First Brewery Recalled
By Jessie Nicodemus
 
            The old Haymarket area is a ghost town.
            Gone are the familiar stores, shops and rows of houses where generations of Daytonians were born, played, lived and worked.    
            Those passing the now deserted section of east Dayton feel a touch of nostalgia. Many spend a moment remembering how it used to be.
            Karl Bucher, 75, of 1021 Old Orchard avenue, president of the Bucher Printing company, 729 Leo street, remembers the section well.
            His home was on Wayne avenue, overlooking the area. The section was then called Oregon. Among his fondest memories are the afternoons he spent as a child at his grandfather’s business at the corner of Hickory street and Wayne avenue.
            On that site stood a two-story brick building. It housed the first brewery to begin operation in Dayton.
            “Across the street where the Haymarket area stood was once an open area, called the common,” Bucher said, “where residents picnicked, strolled and played games on Sunday. Soldiers drilled there before marching off to the Civil War, my mother said.”
            Bucher’s grandfather, Michael Schiml, started the brewery soon after he immigrated to Dayton, from Germany in 1847. He had to order his yeast culture from Boston. It was brought to Dayton by horse and wagon, and Schiml kept propagating it, so he wouldn’t have to wait the months it would take to bring more halfway across the continent.
            “My grandfather used to sell a ladle full of liquid yeast for two large pennies,” Bucher recalled. “People used it for backing. And grandfather gave the pennies to us.”
            Bucher continued, “He sold a pony of beer, 3 7/8 gallons, for 90 cents. It was delivered by horse-drawn brewery carts.
            “Uncle Pete had his harness shop nearby. It was like most businesses, a small shop in front of his home.
            “The main business district of downtown Dayton was then on East Fifth Street,” he recalled, “and everyone in the area walked downtown to the shop.”
            The rear section of his grandfather’s brewery burned, he said, and the structure was eventually torn down. Two apartment buildings were then erected on the site, but Bucher said “they forgot to fill in the old brewery basement, and the building foundations settled, so those apartments had to come down.”
            The next building on the site was the structure now used by the Blommel Sign company, 735 Wayne Avenue.
            “I think people were happier then,” said Bucher. “They were born and lived and died in the same neighborhood.
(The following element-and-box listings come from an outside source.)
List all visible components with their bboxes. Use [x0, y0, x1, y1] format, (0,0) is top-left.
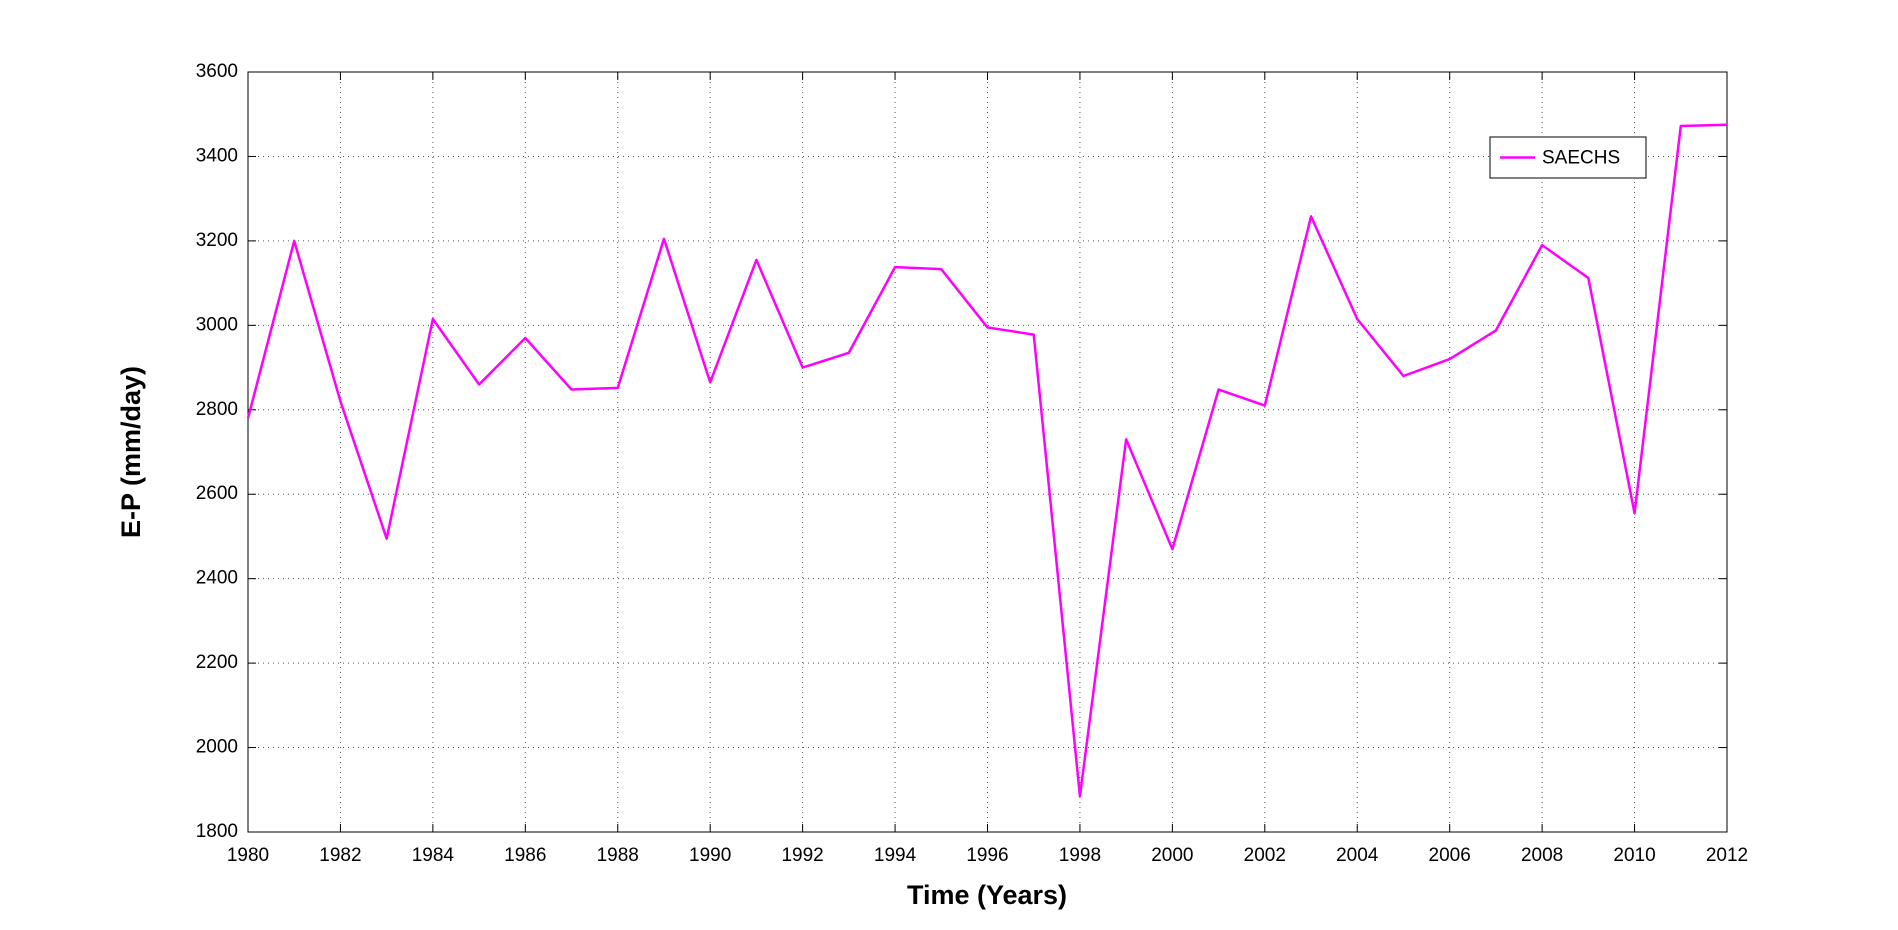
x-tick-label: 2010 [1613, 845, 1655, 866]
y-tick-label: 2200 [196, 652, 238, 673]
x-tick-label: 1982 [319, 845, 361, 866]
y-tick-label: 2600 [196, 483, 238, 504]
x-tick-label: 1994 [874, 845, 917, 866]
y-axis-label: E-P (mm/day) [116, 366, 146, 538]
x-tick-label: 2004 [1336, 845, 1379, 866]
x-axis-label: Time (Years) [907, 880, 1067, 910]
y-tick-label: 2000 [196, 737, 238, 758]
x-tick-label: 1988 [597, 845, 639, 866]
x-tick-label: 2008 [1521, 845, 1563, 866]
x-tick-label: 2002 [1244, 845, 1286, 866]
x-tick-label: 2006 [1429, 845, 1471, 866]
data-line [246, 123, 1728, 798]
x-tick-label: 2012 [1706, 845, 1748, 866]
x-tick-label: 2000 [1151, 845, 1193, 866]
x-tick-label: 1984 [412, 845, 455, 866]
x-tick-label: 1986 [504, 845, 546, 866]
legend-label: SAECHS [1542, 148, 1620, 169]
x-tick-label: 1992 [781, 845, 823, 866]
y-tick-label: 3000 [196, 314, 238, 335]
x-tick-label: 1998 [1059, 845, 1101, 866]
y-tick-label: 3400 [196, 145, 238, 166]
plot-frame [247, 71, 1728, 833]
x-tick-label: 1980 [227, 845, 269, 866]
x-tick-label: 1996 [966, 845, 1008, 866]
y-tick-label: 3200 [196, 230, 238, 251]
y-tick-label: 2400 [196, 568, 238, 589]
y-tick-label: 2800 [196, 399, 238, 420]
y-tick-label: 3600 [196, 61, 238, 82]
x-tick-label: 1990 [689, 845, 731, 866]
y-tick-label: 1800 [196, 821, 238, 842]
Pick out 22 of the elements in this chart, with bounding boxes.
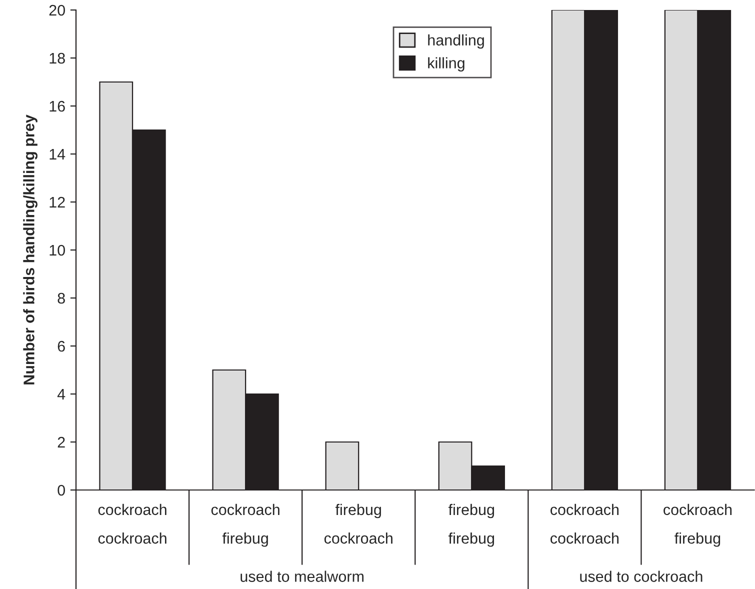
x-tick-label: cockroach cockroach xyxy=(98,504,166,544)
legend-label: handling xyxy=(428,34,484,49)
x-tick-label: cockroach firebug xyxy=(664,504,732,547)
y-tick-label: 14 xyxy=(50,149,66,160)
y-tick-label: 10 xyxy=(50,244,65,256)
text: used to mealworm xyxy=(240,570,364,582)
y-tick-label: 0 xyxy=(58,484,65,496)
y-tick-label: 12 xyxy=(50,196,65,208)
y-tick-label: 8 xyxy=(58,292,65,304)
y-tick-label: 4 xyxy=(57,389,66,400)
y-tick-label: 16 xyxy=(50,100,65,112)
text: used to cockroach xyxy=(580,570,702,582)
legend-label: killing xyxy=(428,57,464,72)
x-tick-label: firebug cockroach xyxy=(324,504,392,544)
y-tick-label: 6 xyxy=(58,340,65,352)
y-tick-label: 18 xyxy=(50,52,65,64)
x-tick-label: firebug firebug xyxy=(448,504,494,547)
y-tick-label: 2 xyxy=(58,436,65,448)
x-tick-label: cockroach firebug xyxy=(211,504,280,547)
y-tick-label: 20 xyxy=(49,4,65,16)
x-tick-label: cockroach cockroach xyxy=(550,504,619,544)
y-axis-title: Number of birds handling/killing prey xyxy=(23,114,38,384)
Families were closer and neighbors were friends. And the neighborhood church was the central meeting place for everyone.”
            Land cleared in the Haymarket area under the East Dayton Urban Renewal program is being sold for redevelopment by the city.
            Soon new homes, businesses, offices and industry will flourish on the site.
            And a complete cycle will have been made in the history of the area.